Cette conception dualiste fait écho à la scission de l’œuf que je vous racontais en avril dernier. Je me permets une petite répétition pour en approfondir le sens. Si le haut (le ciel – notre tête) est ainsi distingué du bas (la terre – ce qui est en dessous de la tête), notre corps est aussi séparé en deux autres parties (oui, c’est une véritable boucherie) : la gauche et la droite. Le féminin serait ainsi associé au côté gauche et donc à l’inconscient, au sensible, à l’intuition et à la réception (Yin). Le côté droit serait lié au masculin et au conscient, à l’affirmation, l’expression et l’émission (Yang).

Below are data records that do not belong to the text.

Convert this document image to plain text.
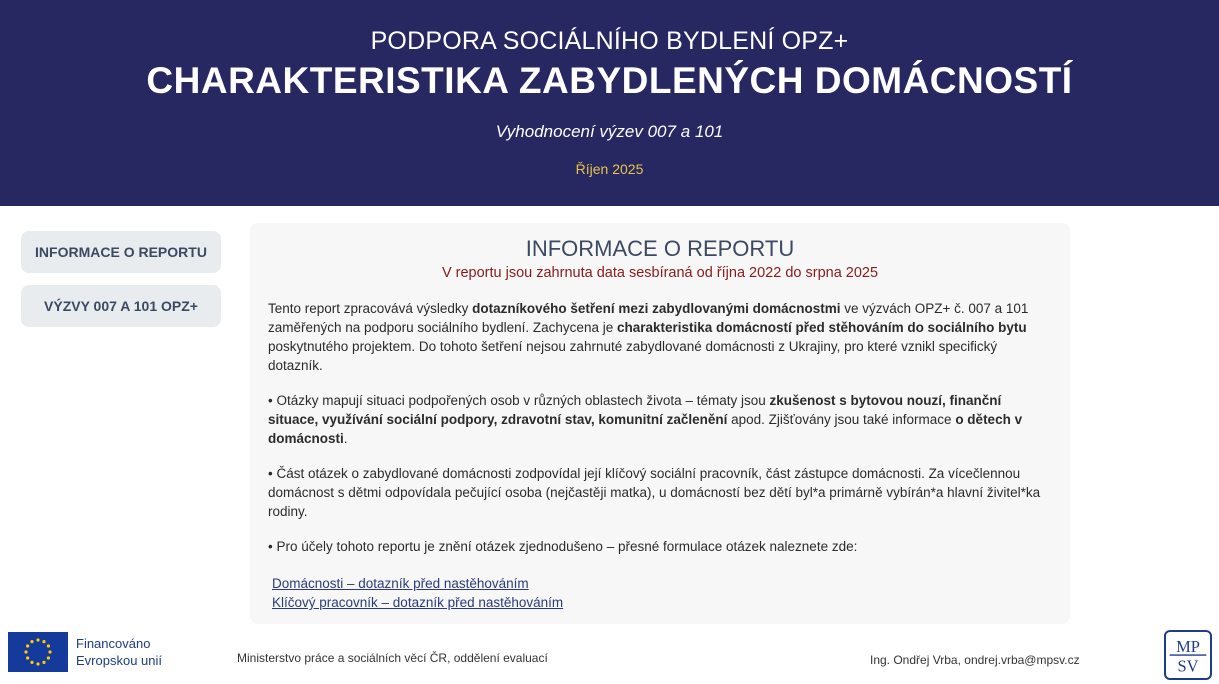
PODPORA SOCIÁLNÍHO BYDLENÍ OPZ+
CHARAKTERISTIKA ZABYDLENÝCH DOMÁCNOSTÍ
Vyhodnocení výzev 007 a 101
Říjen 2025
INFORMACE O REPORTU
VÝZVY 007 A 101 OPZ+
INFORMACE O REPORTU
V reportu jsou zahrnuta data sesbíraná od října 2022 do srpna 2025

Tento report zpracovává výsledky dotazníkového šetření mezi zabydlovanými domácnostmi ve výzvách OPZ+ č. 007 a 101 zaměřených na podporu sociálního bydlení. Zachycena je charakteristika domácností před stěhováním do sociálního bytu poskytnutého projektem. Do tohoto šetření nejsou zahrnuté zabydlované domácnosti z Ukrajiny, pro které vznikl specifický dotazník.

• Otázky mapují situaci podpořených osob v různých oblastech života – tématy jsou zkušenost s bytovou nouzí, finanční situace, využívání sociální podpory, zdravotní stav, komunitní začlenění apod. Zjišťovány jsou také informace o dětech v domácnosti.

• Část otázek o zabydlované domácnosti zodpovídal její klíčový sociální pracovník, část zástupce domácnosti. Za vícečlennou domácnost s dětmi odpovídala pečující osoba (nejčastěji matka), u domácností bez dětí byl*a primárně vybírán*a hlavní živitel*ka rodiny.

• Pro účely tohoto reportu je znění otázek zjednodušeno – přesné formulace otázek naleznete zde:

Domácnosti – dotazník před nastěhováním
Klíčový pracovník – dotazník před nastěhováním
Financováno
Evropskou unií	Ministerstvo práce a sociálních věcí ČR, oddělení evaluací	Ing. Ondřej Vrba, ondrej.vrba@mpsv.cz
MP
SV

De nombreuses philosophies et spiritualités vont en ce sens. Pour certain·es, cette distinction est une essence, elle est inscrite dans notre corps biologique de manière innée (et elle appartient donc à la pensée essentialiste) : femmes et hommes sont ainsi distinct·es et répondent aux attributs féminins et masculins. Pour d’autres, il s’agirait plutôt d’une complémentarité qui se déploie en chacun·e de nous : nous avons donc une part féminine et une part masculine. Pour le médecin psychiatre Carl Gustav Jung, ce sont des archétypes inscrits dans nos inconscients et dans nos rêves. L’anima est la part féminine de l’homme, elle représente les sentiments et les affects, source d’humeurs et de caprices, tandis que la part masculine de la femme est l’animus, source de création, de fécondation et d’opinions. Dans ces différents cas, homme et femme, féminin et masculin sont en polarité, iels se font faces, associé·es à la gauche et à la droite, le haut ou le bas. Iels peuvent être sources de conflit mais aussi de rejet.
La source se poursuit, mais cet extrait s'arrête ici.